Nous savions que c’était une question de temps avant que les renards ne reviennent. Environ un an plus tard, ils ont attaqué un l’enclos à poule le plus éloigné de la maison (nous en avons trois). Auparavant, une amie habitait dans une caravane juste à côté avec ses deux chiens, mais à cause de Covid-19 elle avait choisi de vivre ailleurs. Le fait que les chiens soient partis est probablement la raison pour laquelle les renards ont tenté leur chance. C’était aussi le seul endroit où le poulailler n’avait pas de porte fermée, de sorte que les poules pouvaient sortir au petit matin comme elles le souhaitaient. Un matin, ma compagne a trouvé plusieurs coqs morts et a vu que plusieurs autres avaient disparu. Au total, nous avons perdu six coqs cette nuit-là. Nous avons pensé qu’il était préférable de ne pas enterrer ceux que le renard avait laissés derrière lui, mais de laisser les cadavres au prédateur pour qu’il les ramasse, afin qu’ils puissent encore servir de repas.
La zone principale dédiée aux poules
Les poules qui peuvent voler sont à l’abri des renards
Depuis, nous avons sécurisé cette zone avec une clôture électrique, ma compagne s’assure que les poules sont à l’intérieur chaque nuit et ouvre la porte manuellement le matin (les deux autres poulaillers ont des portes automatiques, mais nous n’en trouvons pas une assez grande pour permettre l’entrée et la sortie de gros coqs). En principe, tous les oiseaux devraient maintenant être à l’abri des renards, sauf les canards. Nous espérons qu’ils auront le bon sens (et le temps) de se retirer au milieu d’un des étangs lorsqu’ils verront un renard. Nous prévoyons également de construire une petite île pour eux (en passant : l’île ne devrait pas comporter de poulailler, car les canards pourraient alors pondre des œufs là où nous ne pourrions pas les atteindre, ce qui nous rendrait responsables de la naissance d’encore plus d’animaux).

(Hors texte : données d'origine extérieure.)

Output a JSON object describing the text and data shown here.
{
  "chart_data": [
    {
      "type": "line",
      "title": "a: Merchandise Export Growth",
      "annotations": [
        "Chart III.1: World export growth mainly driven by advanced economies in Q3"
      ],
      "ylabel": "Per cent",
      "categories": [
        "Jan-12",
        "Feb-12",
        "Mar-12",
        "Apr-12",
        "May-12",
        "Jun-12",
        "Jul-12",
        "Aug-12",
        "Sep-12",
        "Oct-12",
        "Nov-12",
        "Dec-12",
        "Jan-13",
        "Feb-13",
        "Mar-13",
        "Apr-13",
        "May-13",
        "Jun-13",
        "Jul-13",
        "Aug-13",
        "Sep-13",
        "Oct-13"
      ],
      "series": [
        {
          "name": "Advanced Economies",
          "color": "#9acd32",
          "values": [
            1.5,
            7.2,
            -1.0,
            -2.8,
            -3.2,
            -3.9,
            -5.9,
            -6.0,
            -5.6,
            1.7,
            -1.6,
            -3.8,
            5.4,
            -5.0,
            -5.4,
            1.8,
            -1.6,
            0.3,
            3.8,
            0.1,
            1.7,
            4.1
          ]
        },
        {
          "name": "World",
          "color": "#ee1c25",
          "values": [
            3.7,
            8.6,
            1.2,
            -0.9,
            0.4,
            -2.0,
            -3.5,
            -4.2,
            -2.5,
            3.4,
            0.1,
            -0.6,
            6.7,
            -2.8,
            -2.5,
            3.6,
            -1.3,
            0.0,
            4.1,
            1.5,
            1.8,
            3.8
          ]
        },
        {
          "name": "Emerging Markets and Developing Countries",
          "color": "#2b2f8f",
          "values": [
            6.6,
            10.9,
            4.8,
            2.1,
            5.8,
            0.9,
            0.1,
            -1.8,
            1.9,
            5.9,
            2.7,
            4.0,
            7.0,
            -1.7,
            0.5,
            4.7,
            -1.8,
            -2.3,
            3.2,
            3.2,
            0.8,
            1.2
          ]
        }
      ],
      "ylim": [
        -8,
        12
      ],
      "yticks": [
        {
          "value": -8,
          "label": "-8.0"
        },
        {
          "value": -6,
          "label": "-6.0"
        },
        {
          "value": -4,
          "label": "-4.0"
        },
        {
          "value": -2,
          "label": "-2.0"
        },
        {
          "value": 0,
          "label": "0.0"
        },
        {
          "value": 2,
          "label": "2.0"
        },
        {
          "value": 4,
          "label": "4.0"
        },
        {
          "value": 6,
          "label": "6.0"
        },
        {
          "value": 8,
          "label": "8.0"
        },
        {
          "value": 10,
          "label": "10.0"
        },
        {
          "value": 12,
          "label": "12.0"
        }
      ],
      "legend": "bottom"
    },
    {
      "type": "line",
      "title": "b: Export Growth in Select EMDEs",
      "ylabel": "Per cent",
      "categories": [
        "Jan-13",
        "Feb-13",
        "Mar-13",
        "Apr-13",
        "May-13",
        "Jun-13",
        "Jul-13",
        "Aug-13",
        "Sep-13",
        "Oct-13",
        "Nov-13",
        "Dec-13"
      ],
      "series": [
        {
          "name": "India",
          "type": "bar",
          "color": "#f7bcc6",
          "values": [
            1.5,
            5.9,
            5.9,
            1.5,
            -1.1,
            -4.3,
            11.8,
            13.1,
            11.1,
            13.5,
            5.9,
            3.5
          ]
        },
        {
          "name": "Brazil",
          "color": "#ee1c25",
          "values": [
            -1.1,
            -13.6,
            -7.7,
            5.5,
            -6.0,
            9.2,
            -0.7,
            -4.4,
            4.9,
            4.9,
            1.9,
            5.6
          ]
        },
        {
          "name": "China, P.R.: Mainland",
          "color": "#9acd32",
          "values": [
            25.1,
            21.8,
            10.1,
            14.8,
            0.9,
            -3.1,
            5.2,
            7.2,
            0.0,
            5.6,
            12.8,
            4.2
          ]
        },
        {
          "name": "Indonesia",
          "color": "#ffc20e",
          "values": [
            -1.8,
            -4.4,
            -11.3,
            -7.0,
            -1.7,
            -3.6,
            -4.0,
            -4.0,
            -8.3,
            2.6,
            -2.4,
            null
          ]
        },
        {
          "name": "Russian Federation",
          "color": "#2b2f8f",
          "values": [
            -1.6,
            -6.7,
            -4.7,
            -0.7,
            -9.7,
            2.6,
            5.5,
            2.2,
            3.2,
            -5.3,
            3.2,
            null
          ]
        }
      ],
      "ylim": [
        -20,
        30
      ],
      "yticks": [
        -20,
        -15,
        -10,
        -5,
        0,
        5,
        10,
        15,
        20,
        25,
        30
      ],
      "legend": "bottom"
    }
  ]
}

Les rats et le problème de la prolifération La prédation sur nos rescapés n’est pas le seul problème auquel nous sommes confrontés. Prenez l’exemple des rats. Nous attirons naturellement les rats parce qu’il y a de la nourriture pour nos poules partout (les rats grimpent même jusqu’aux mangeoires des oiseaux et mangent toute la nourriture que nous donnons aux oiseaux sauvages !). Récemment, nous sommes tombés sur un nid de petits rats – extrêmement mignons. Quelques rats ne sont pas un problème, mais nous ne voulons pas être envahis. Ça aussi, ça craint : quand une population se porte bien et prospère, elle peut facilement devenir trop grande. Cela m’a époustouflé, mais dans des conditions idéales, deux rats peuvent être responsables… de jusqu’à quinze mille descendants en un an ! Il existe plusieurs façons de contrôler une population animale, et aucune d’entre elles n’est vraiment bonne. Fondamentalement, lorsqu’une population prospère, cela attirera des prédateurs (dont la population augmentera) pour s’en nourrir. Ou – si les prédateurs sont absents ou trop peu nombreux – la population peut devenir trop importante pour les ressources disponibles et des individus mourront par manque de nourriture. Et puis, bien sûr, il y a aussi les maladies qui peuvent les décimer de manière plus ou moins douloureuse. Dans le cas de nos rats, avec leur taux de reproduction, aucune de ces solutions – en elles-mêmes cruelles – ne fonctionnera, donc nous, les humains, devrons probablement faire quelque chose. Il est évident que nous ne voulons pas utiliser de poison. Nous avons attrapé quelques jeunes rats avec un piège, et les avons relâchés quelques kilomètres plus loin, mais il semble que nous n’en attraperons plus maintenant. Ce sont des créatures très intelligentes.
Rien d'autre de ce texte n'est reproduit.